As one of the top agents in the area, having sold in the 100s of Millions in property –
I have found that this question is one I get asked a lot! Real estate can be a valuable part of your investment portfolio, and there are several different ways you can do that. I’m going to talk about a few of the more popular ways to start investing in real estate:
- You can flip homes – this is actually the way I got into real estate. It’s pretty self – explanatory – you find a house that need work in an area that people want to live in, buy it for a lower price, put some money into it and fix it, and sell it for a higher price, hopefully making an exponential return on the money you spent to fix it! The goal is to get in and out as quickly as possible
- You can build new homes or do a ‘value’ add build – this is different than flipping because it takes more time due to permitting with respective cities.
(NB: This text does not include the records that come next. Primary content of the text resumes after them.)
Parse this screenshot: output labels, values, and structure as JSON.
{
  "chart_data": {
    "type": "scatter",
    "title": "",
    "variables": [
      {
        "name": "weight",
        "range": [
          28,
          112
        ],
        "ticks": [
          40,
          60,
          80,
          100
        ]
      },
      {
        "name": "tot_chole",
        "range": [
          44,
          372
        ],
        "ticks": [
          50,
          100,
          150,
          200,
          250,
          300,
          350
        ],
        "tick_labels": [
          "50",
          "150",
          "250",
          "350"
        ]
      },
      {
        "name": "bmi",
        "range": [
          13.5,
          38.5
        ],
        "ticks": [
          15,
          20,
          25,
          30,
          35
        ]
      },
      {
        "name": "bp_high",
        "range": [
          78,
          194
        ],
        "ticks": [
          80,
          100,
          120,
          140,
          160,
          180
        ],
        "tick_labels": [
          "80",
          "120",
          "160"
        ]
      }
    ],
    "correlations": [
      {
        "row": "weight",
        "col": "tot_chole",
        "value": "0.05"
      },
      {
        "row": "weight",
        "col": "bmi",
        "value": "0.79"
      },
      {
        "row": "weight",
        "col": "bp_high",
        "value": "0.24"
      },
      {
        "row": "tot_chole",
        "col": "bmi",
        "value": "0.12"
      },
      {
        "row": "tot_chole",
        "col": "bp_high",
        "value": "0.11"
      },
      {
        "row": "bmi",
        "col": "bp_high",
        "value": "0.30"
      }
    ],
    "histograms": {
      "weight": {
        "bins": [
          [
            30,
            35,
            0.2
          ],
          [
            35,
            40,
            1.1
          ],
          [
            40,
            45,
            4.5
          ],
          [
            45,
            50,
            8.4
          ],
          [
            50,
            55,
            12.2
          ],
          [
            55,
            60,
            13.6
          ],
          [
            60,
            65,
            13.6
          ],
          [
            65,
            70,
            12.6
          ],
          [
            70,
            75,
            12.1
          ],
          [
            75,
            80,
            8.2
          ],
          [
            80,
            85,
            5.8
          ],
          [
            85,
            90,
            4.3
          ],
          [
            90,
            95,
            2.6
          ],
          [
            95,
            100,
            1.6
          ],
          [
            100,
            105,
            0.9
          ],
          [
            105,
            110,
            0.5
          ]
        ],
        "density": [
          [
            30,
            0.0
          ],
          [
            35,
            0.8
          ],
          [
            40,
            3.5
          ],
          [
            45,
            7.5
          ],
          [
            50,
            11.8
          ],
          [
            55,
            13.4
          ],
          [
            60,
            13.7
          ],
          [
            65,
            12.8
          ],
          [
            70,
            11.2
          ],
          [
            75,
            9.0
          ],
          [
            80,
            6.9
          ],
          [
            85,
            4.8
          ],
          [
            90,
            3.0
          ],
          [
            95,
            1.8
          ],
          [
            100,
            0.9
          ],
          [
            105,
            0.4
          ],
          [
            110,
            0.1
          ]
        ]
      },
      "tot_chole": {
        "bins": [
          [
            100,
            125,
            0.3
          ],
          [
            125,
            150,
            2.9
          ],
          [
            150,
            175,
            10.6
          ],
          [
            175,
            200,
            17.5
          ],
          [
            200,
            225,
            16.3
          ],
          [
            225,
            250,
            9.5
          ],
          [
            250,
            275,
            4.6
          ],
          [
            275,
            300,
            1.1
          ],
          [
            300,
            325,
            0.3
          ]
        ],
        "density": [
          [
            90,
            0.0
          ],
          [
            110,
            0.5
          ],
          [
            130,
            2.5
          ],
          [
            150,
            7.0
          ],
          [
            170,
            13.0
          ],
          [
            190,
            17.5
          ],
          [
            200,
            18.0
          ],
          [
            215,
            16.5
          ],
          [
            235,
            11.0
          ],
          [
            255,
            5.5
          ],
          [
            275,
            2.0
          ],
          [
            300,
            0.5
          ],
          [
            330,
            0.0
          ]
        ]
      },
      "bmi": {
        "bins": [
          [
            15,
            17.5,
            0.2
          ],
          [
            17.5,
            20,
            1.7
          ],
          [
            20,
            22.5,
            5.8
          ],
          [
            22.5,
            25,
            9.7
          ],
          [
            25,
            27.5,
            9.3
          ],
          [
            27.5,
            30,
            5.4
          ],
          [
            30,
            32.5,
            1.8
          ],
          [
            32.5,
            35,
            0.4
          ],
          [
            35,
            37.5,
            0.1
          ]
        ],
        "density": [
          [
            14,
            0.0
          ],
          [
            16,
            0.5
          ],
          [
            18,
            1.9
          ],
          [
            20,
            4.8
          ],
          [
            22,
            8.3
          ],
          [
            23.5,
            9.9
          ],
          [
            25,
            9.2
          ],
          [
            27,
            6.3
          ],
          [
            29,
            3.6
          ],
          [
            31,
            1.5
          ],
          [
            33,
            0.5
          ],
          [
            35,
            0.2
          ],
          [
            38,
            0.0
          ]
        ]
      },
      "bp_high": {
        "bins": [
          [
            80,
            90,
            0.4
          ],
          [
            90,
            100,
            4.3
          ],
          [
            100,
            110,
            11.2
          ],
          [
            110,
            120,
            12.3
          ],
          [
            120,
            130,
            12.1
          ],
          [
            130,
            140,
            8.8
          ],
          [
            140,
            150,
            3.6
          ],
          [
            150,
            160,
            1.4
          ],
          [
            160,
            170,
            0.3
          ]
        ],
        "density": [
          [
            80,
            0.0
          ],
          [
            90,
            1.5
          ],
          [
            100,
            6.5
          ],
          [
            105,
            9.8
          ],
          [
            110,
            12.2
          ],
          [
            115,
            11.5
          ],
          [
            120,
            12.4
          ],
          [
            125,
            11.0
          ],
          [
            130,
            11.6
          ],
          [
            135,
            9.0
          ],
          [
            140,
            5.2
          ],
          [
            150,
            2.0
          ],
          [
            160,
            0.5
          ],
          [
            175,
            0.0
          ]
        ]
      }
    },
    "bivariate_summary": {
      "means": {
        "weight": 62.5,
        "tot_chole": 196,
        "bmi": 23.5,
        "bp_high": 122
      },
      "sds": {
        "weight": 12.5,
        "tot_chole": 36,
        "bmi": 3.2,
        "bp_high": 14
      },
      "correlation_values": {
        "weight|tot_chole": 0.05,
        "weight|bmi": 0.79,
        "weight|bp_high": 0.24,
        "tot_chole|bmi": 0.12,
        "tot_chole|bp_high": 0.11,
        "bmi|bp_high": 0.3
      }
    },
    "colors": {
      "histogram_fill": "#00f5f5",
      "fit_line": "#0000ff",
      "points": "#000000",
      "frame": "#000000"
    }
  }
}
The basic principle is simple, though – find a small house on a big lot. If the house is not at all salvageable, you can tear it down completely and start fresh, maximizing the amount of house you can put on the lot and maximizing your return. IF the house is somewhat salvageable, you can add to it, still maximizing what you can put on the lot and thereby maximizing your return. You have to keep in mind though the amount of time it will take before you can start building into your “carrying” or “holding” costs. This can eat into your profit margin pretty significantly, especially if you are using financing and leveraging the property heavily. If you are smart about it, though, your returns can be quite large! Think about it – you build at 300$ a square foot in an area that sells at 900-1000$ a square foot.
- You can buy income property – whether it is a single-family home that you plan on renting, 2-4 units, or 5 plus units, income property can be a great addition to your portfolio. For those interested in building their real estate portfolio, I typically suggest that you get as many units as you can that maximize the return on your investment. It is important to figure into your return items such as expenses, taxes, maintenance, potential vacancies, and insurance to name a few. It is also important to analyze whether it makes sense to leverage your money and if so how much. Remember that the rent is income, but so is the appreciation of the property, which is increasing your equity. A smart income property purchase can help give you a passive income stream if you plan it out correctly! This is typically a long-term investment or a buy-and-hold investment.
You can become an equity investor either on your own or as part of a larger group of people. This basically means that you are part of the “bank” backing either a flipper or builder. Depending on the investor partnership, you can sometimes do this with very little money – turning you into a real estate investor without actually purchasing real estate!